Trabzonspor yeni sezonun ilk iki maçını kazanarak iyi bir başlangıç yaptı, ama üzülerek söylemek isterim ki, kazanılan bu iki maçta oyun olarak Trabzonspor sahada yoktu. Geçtiğimiz sezon şampiyon olduysak bunu diğer takımların bizden daha kötü olmasına bağlayabiliriz. Eğer arada puan farkı olmasaydı lig hüsranla bitebilirdi.

Ligde kötü oyuna rağmen kazanılan iki maçtan sonra, ön elemede Kopenhag ile oynadığımız gruplara kalma maçında oyun olarak Trabzonspor’u bir tık daha iyi gördüm ama guruplara kalmak için asla yeterli göremedim. Sayın Abdullah Avcı Trabzon’da turu geçeriz diye beyanatlar veriyor ama hangi oyun ve oyuncularla bunu başaracak bilemiyorum. Camianın ve hocanın turu istemesi başarı için yeterli görünmüyor oyuncularında bunu istemesi gerekiyor. Umarım gerçekleşir.

Antalyaspor’dan 5 gol yenmesi gelecek adına beni çok endişelendiriyor. Ortaya koyulan oyun ve oyuncuların veremediği reaksiyon, bu gibi maçların daha fazla yaşanacağını gösterir nitelikteydi. Bu sezon takım çok kırılgan, geçen sezon olduğu gibi geriden gelip maç kazanma arzu ve isteği yok. Oyun içinde birlikte hareket edilmiyor ve takım çok dağınık bir görüntü çiziyor.

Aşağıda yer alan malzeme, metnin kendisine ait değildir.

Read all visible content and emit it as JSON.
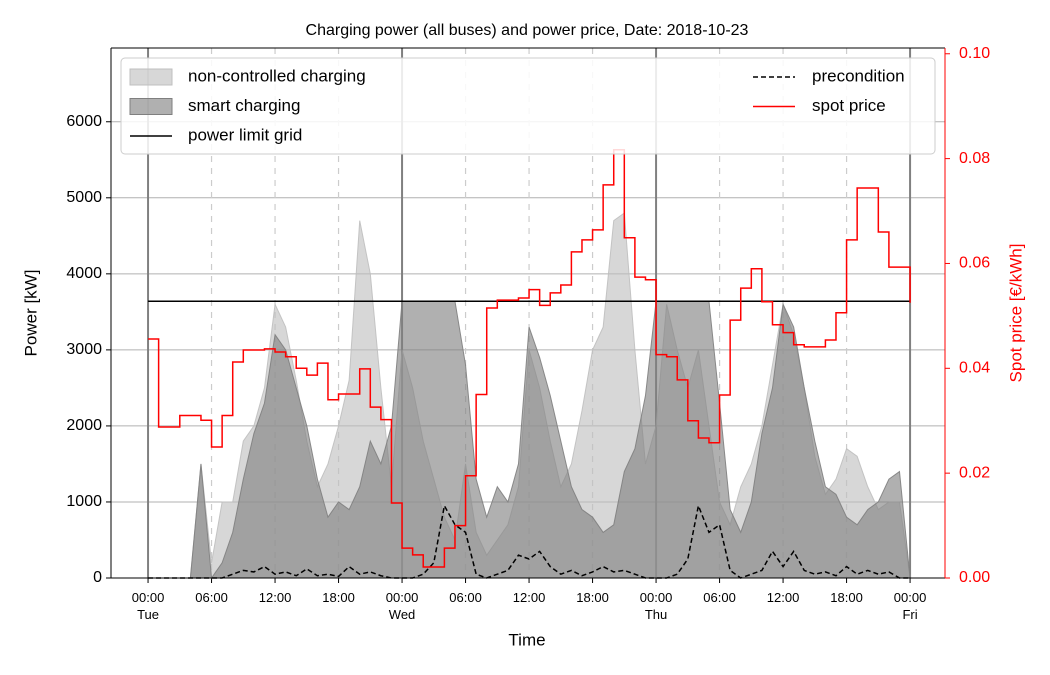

Wakaeme’nin yerine büyük beklentilerle transfer edilen Trezeguet, hangi camiaya geldiğinin hala farkında değil, katkı vermesini geçtik, takıma çok zarar veriyor. Bu oyuncu bu hali ile asla Trabzonspor’un oyuncusu olamaz.

Çarpıcı bir skorla kaybedilen Antalya maçını bir kaza olarak kabul ederek, Kopenhag ve Galatasaray maçlarında bunun telafi edilmesini umut ediyorum. Her şerde bir hayır olduğunu biliyoruz, umarım öyle olur.

Bu sezon ligin en kötü futbolunu oynayan takımıyız, böylesine kötü oyunu camia olarak hak ettiğimizi düşünmüyorum. Geçen sezon kötü oynarken bile kazanan bir takım vardı, artık bu özelliğimizi de yetirmiş görünüyoruz. Takımın bu denli gerilemesinin mutlaka bir gerekçesi olmalı, bunu tespit etmek ve düzeltmek te teknik ekibin işi. Eğer bu konuda bir şeyler yapılmaz ise “Büyük Çöküşün” önüne geçmek mümkün olmayacak.